As close as you can get to the dolphins
Leaving the turbulent waters of the Sein passage to starboard, we reach the island of the same name. A bit of slaloming between the rocks reveals a nice surprise. Two, then three, four, five dolphins come and play in front of the bow. To see them better, we kneel against the sides of the RIB. Every face is full of smiles. “It’s wonderful”, says Fabienne. “Really cool!” say the younger sailors, with their cameras in their hands. We never get tired of this aquatic ballet. But there are other amazing moments on the programme…

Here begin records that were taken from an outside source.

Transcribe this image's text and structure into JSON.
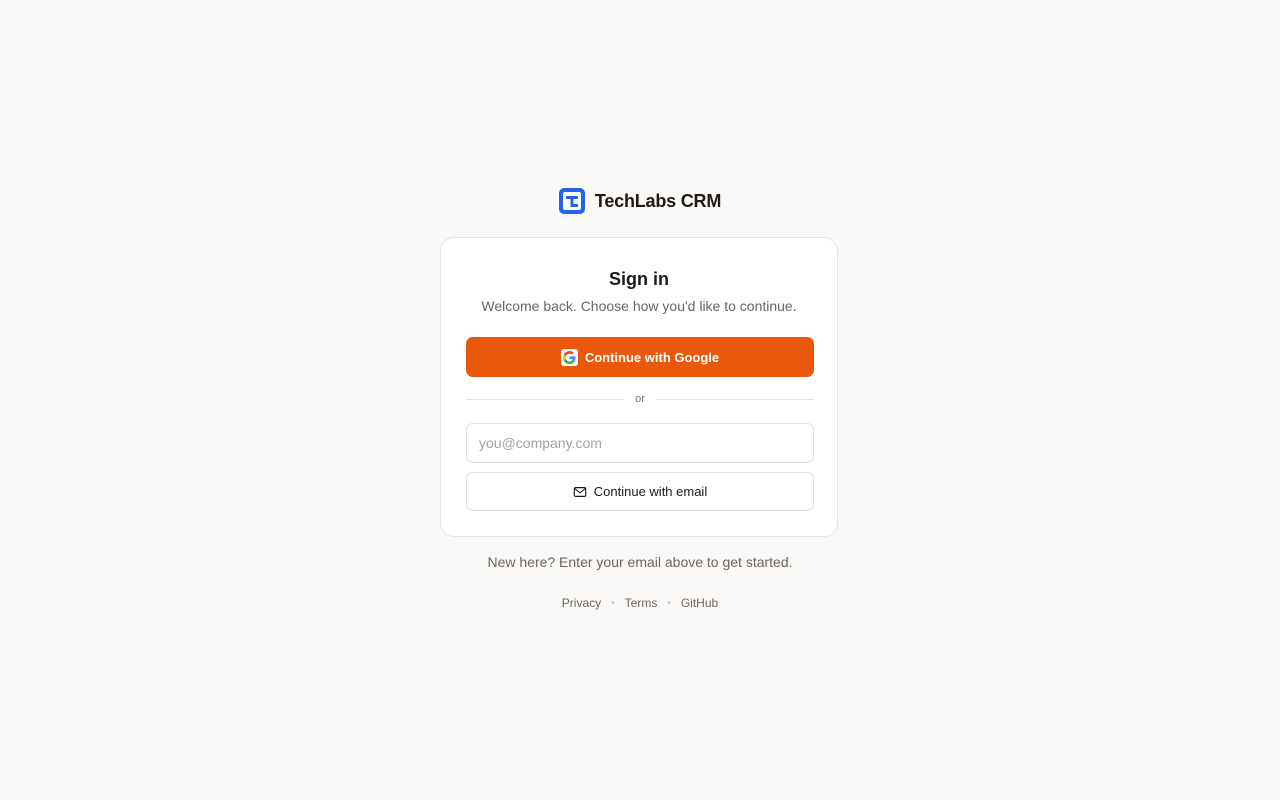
{
  "brand": {
    "name": "TechLabs CRM",
    "logo_icon": "techlabs-logo-icon",
    "color": "#2563eb"
  },
  "card": {
    "title": "Sign in",
    "subtitle": "Welcome back. Choose how you'd like to continue.",
    "google_button": {
      "label": "Continue with Google",
      "icon": "google-icon",
      "color": "#ea580c"
    },
    "divider_text": "or",
    "email_input": {
      "value": "",
      "placeholder": "you@company.com"
    },
    "email_button": {
      "label": "Continue with email",
      "icon": "mail-icon"
    }
  },
  "signup_hint": "New here? Enter your email above to get started.",
  "footer": {
    "links": [
      "Privacy",
      "Terms",
      "GitHub"
    ],
    "separator": "•"
  }
}
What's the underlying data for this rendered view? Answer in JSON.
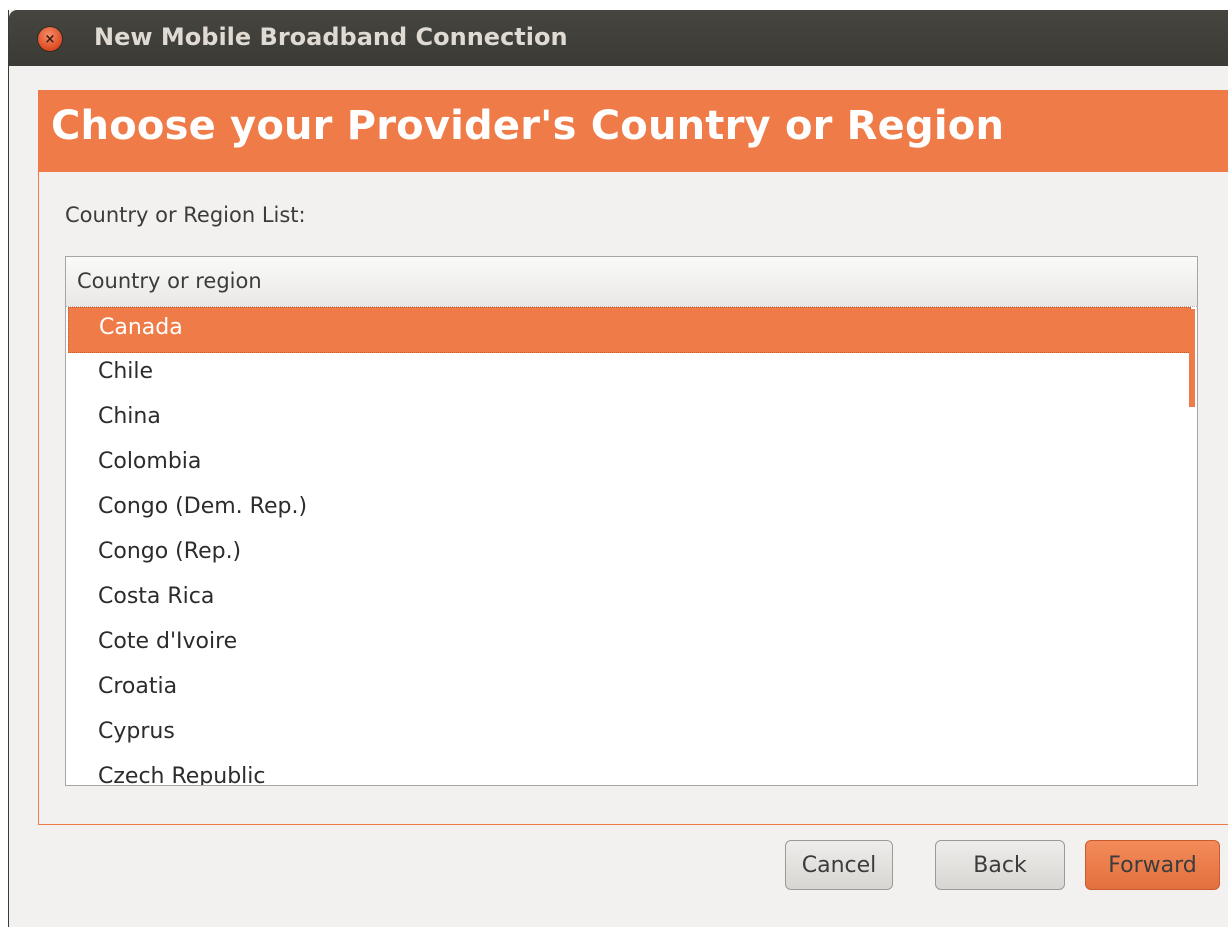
{
  "window": {
    "title": "New Mobile Broadband Connection",
    "close_glyph": "×"
  },
  "banner": {
    "heading": "Choose your Provider's Country or Region"
  },
  "list": {
    "label": "Country or Region List:",
    "column_header": "Country or region",
    "items": [
      "Canada",
      "Chile",
      "China",
      "Colombia",
      "Congo (Dem. Rep.)",
      "Congo (Rep.)",
      "Costa Rica",
      "Cote d'Ivoire",
      "Croatia",
      "Cyprus",
      "Czech Republic"
    ],
    "selected": "Canada"
  },
  "buttons": {
    "cancel": "Cancel",
    "back": "Back",
    "forward": "Forward"
  },
  "colors": {
    "accent": "#ef7c48",
    "titlebar": "#3b3a35",
    "window_bg": "#f2f1f0"
  }
}
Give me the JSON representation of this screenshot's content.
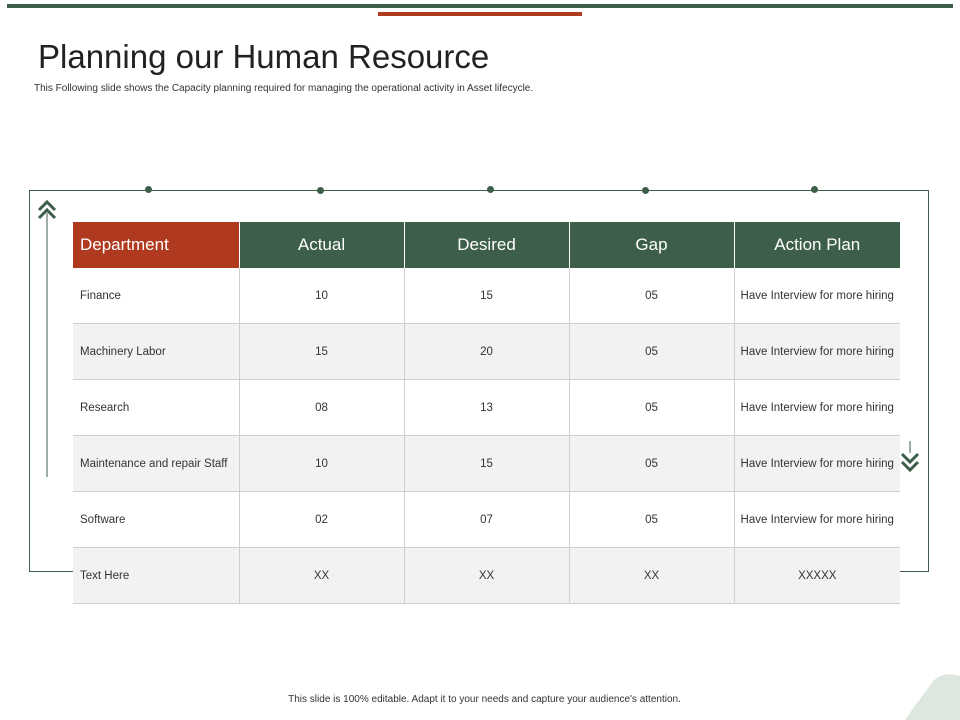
{
  "header": {
    "title": "Planning our Human Resource",
    "subtitle": "This Following slide shows the Capacity planning required for managing the operational activity in Asset lifecycle."
  },
  "table": {
    "columns": [
      "Department",
      "Actual",
      "Desired",
      "Gap",
      "Action Plan"
    ],
    "rows": [
      [
        "Finance",
        "10",
        "15",
        "05",
        "Have Interview for more hiring"
      ],
      [
        "Machinery Labor",
        "15",
        "20",
        "05",
        "Have Interview for more hiring"
      ],
      [
        "Research",
        "08",
        "13",
        "05",
        "Have Interview for more hiring"
      ],
      [
        "Maintenance and repair Staff",
        "10",
        "15",
        "05",
        "Have Interview for more hiring"
      ],
      [
        "Software",
        "02",
        "07",
        "05",
        "Have Interview for more hiring"
      ],
      [
        "Text Here",
        "XX",
        "XX",
        "XX",
        "XXXXX"
      ]
    ]
  },
  "footer": {
    "note": "This slide is 100% editable. Adapt it to your needs and capture your audience's attention."
  },
  "colors": {
    "green": "#3d5e49",
    "red": "#b03a1f",
    "blob": "#dde7df"
  },
  "icons": {
    "up": "double-chevron-up-icon",
    "down": "double-chevron-down-icon"
  }
}
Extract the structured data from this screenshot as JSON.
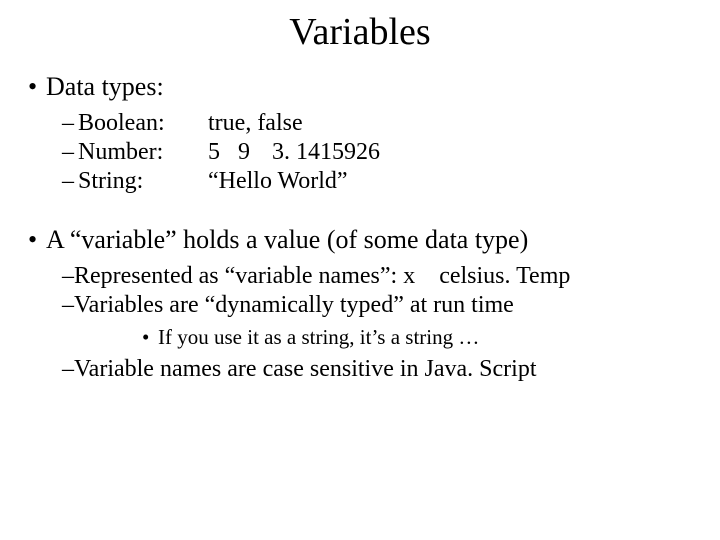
{
  "title": "Variables",
  "bullet1": "Data types:",
  "types": {
    "boolean_label": "Boolean:",
    "boolean_vals": "true, false",
    "number_label": "Number:",
    "number_v1": "5",
    "number_v2": "9",
    "number_v3": "3. 1415926",
    "string_label": "String:",
    "string_vals": "“Hello World”"
  },
  "bullet2": "A “variable” holds a value (of some data type)",
  "sub": {
    "repr_pre": "Represented as “variable names”: ",
    "repr_x": "x",
    "repr_gap": "    ",
    "repr_ct": "celsius. Temp",
    "dyn": "Variables are “dynamically typed” at run time",
    "use": "If you use it as a string, it’s a string …",
    "case": "Variable names are case sensitive in Java. Script"
  }
}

Stop-off on the Île de Sein
We gently come into land. There are brightly painted houses, huddled close together, to welcome us on the quays. In the sunshine, it’s quiet and peaceful on this fragment of earth and moorland set down in the ocean. In small groups we descend on a crêperie or the terrace of a bar, or we picnic on some small dock. Our after-lunch walk takes us over the cordon of pebble beaches to the lighthouse, where we have a unique view. The weather has turned hot by the time we put on our life jackets and go back on board. “But it will be chillier when we’re out at sea,” warns Didier.
Dolphins, Act II
A few cable lengths from the island, the boat is tossing on the waves. We’re lucky enough to find some large dolphins surfing in the waves. Even Didier agrees that “It’s pretty incredible”. Thanks to his skilled piloting, everyone is comfortable watching the dolphins move at really high speeds. Everyone claps as they leap out of the water. “This is something really special,” says Dominique. We could have stayed to watch them a lot longer, but we’re heading to the Ar Men next.
At the foot of the legendary Ar Men
As we stand below the 37 metres of this marine monument, Henri declares himself to be “moved”. Didier, his hand on the tiller, tells us its secrets. It was an unbelievable place to work, with armoured doors. Its long history makes this lighthouse very impressive. Built in the middle of the Chaussée de Sein, 20 km from the coast, it was known as “the Hell of Hells” by its keepers. On the way back, the Tévenec lighthouse and its dwelling, clinging to the rock, seem almost bucolic by comparison, despite its reputation as a lighthouse with a curse. For this last dash across Audierne Bay, the light softens. With our hair blowing in the wind, we’re all lost in daydreams, full of incredible images. On the dock, everyone warmly thanks Didier for this amazing day. So when are we going again?